行為預測於不當內容過濾之研究

本論文提出基於使用者行為的預測模型應用於辨識和過濾不當網路內容，例如：色情、賭博、暴力和毒品等等，藉此達到保護兒童或其他使用者在網路瀏覽的過程中，避免存取不當內容的可能性。從使用者行為的觀點，本論文可以區分為兩個部分，介紹如下。第一個部分是搜尋行為探勘於網路色情協同過濾之研究。我們提出基於搜尋意圖的方法產生和更新色情網址黑名單，用於過濾主要的不當內容種類。伺服器端的查詢記錄檔內，儲存的搜尋和點擊行為，在沒有分析網頁內容的前提之下，可以被有效開發，用於標記使用者點擊網址的種類。我們的方法可以幫助搜尋引擎隱藏包含色情內容的搜尋結果，達到兒童存取網路內容適當性的目的。第二個部分是瀏覽行為探勘於不當內容過濾之研究。除了透過搜尋引擎檢索資訊，使用者有其他的替代方式存取不同類型的不當內容。我們進一步提出探索使用者瀏覽意圖的方式，用於預測使用者點擊網頁內容的種類，同時應用預測結果過濾不當內容。用戶端的點擊資料被用來驗證在不擷取網頁內容做機器學習的考量下，展示預測網頁內容種類的可能性。傳統的過濾技術將這個研究議題視為分類問題，採取網頁內容分析的方法，不同於這個研究脈絡，我們提出行為探勘的研究方向。實務上，我們提出的預測模型從使用者行為角度出發，對於現有的解決方案具有互補效果。

關鍵字

使用者行為探勘；情境感知預測；網路內容過濾；兒童報護；分類問題

並列摘要

This dissertation proposes user-behavior-based models to identify and filter objectionable content, such as pornography, gambling, violence, and drugs, for protecting children or anyone else from inappropriate materials during their web surfing. From users’ behavioral perspectives, this dissertation can be divided into two parts, which are introduced as follows. The first part is mining searching behaviors for collaborative cyperporn filtering. We present the search-intent-based methods to generate and update pornographic blacklists for filtering the major objectionable category.
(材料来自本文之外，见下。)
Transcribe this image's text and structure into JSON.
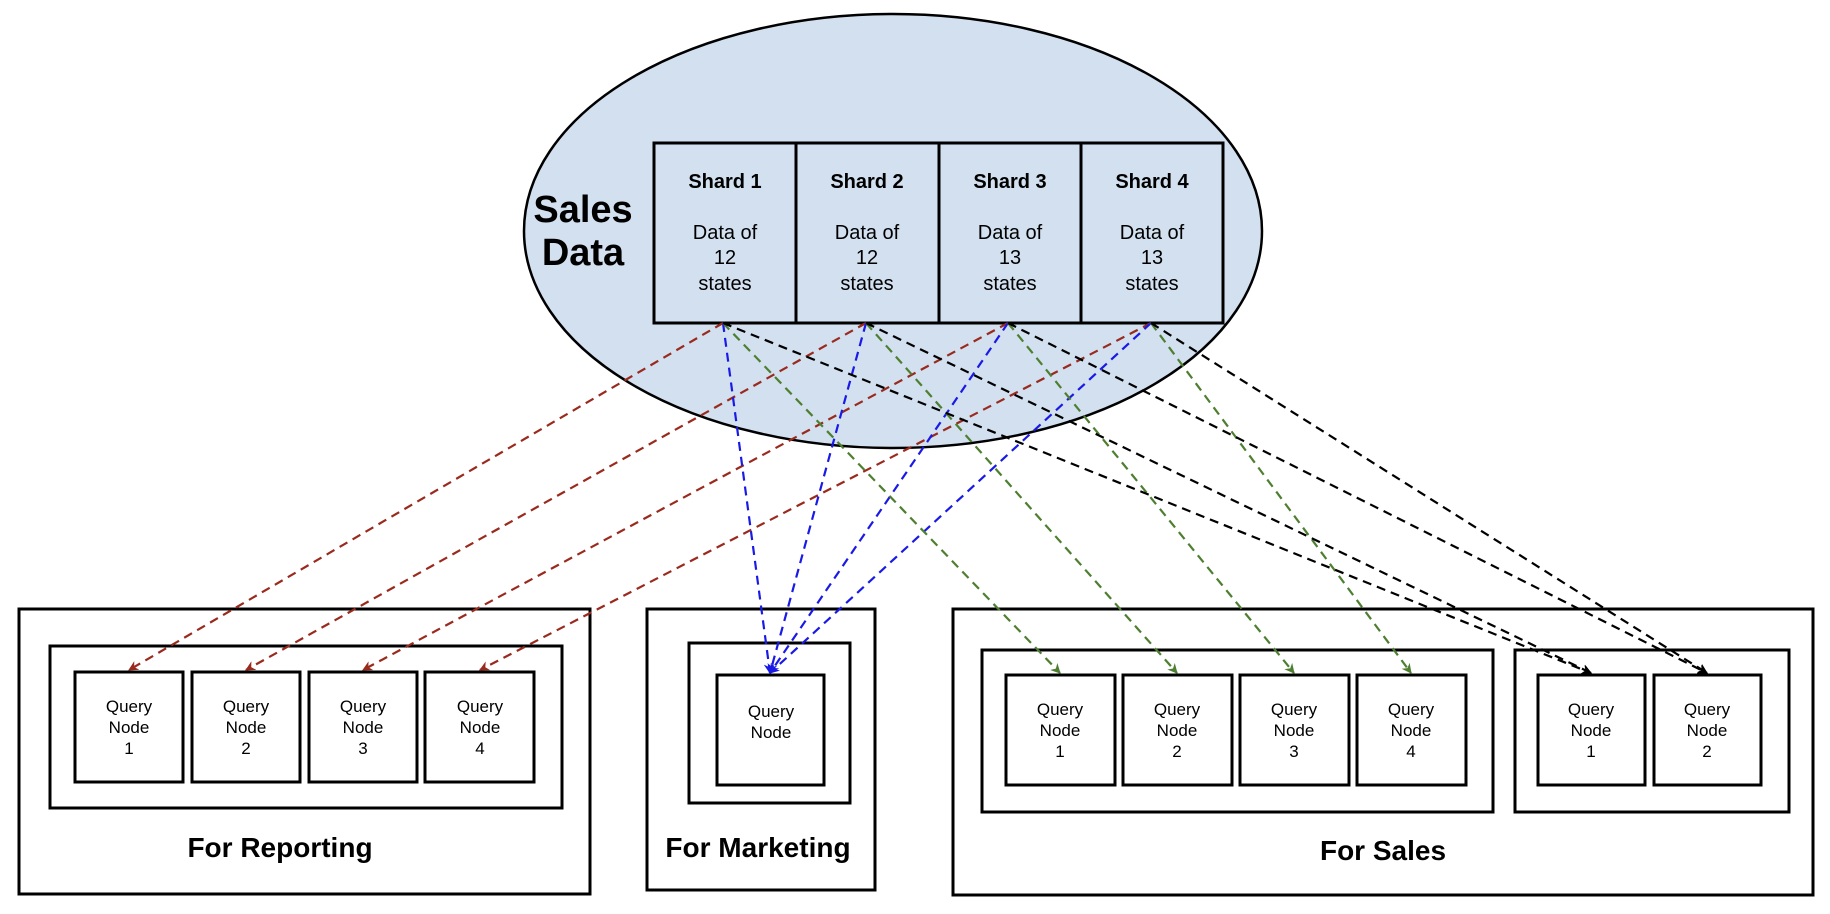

Searches-and-clicks keeping in the server-side query logs can be effectively exploited for tagging the categories of users’ clicked URLs without the help of analyzing any page content. Our proposed methods can be adopted to help the search engines to mask objectionable results for child suitability purpose. The second part is mining browsing behaviors for objectionable content filtering. In addition to retrieving the information via search engines, users have many alternatives to access other kinds of objectionable web content. We further explore users’ browsing intents to predict the category of a user’s next access and apply the results to filter objectionable content. Client-side click-through data is evaluated to demonstrate the feasibility of predicting categories without the necessity of crawling page content for machine learning. Traditional filtering techniques regard this research problem as categorization through intelligent content analysis. Different from this research line, we propose another direction via behavioral mining. In practices, our proposed prediction models are complementary to the existing solutions by mining users’ behaviors.

並列關鍵字

users’ behavioral mining ； context-aware prediction ； web content filtering ； child protection ； categorization.

參考文獻

Caulkins, J. P., Ding, W., Duncan, G., Krishnan, R., & Nyberg, E. (2006). A method for managing access to web pages: filtering by statistical classification (FSC) applied to text. Decision Support Systems, 42(1), 144-161.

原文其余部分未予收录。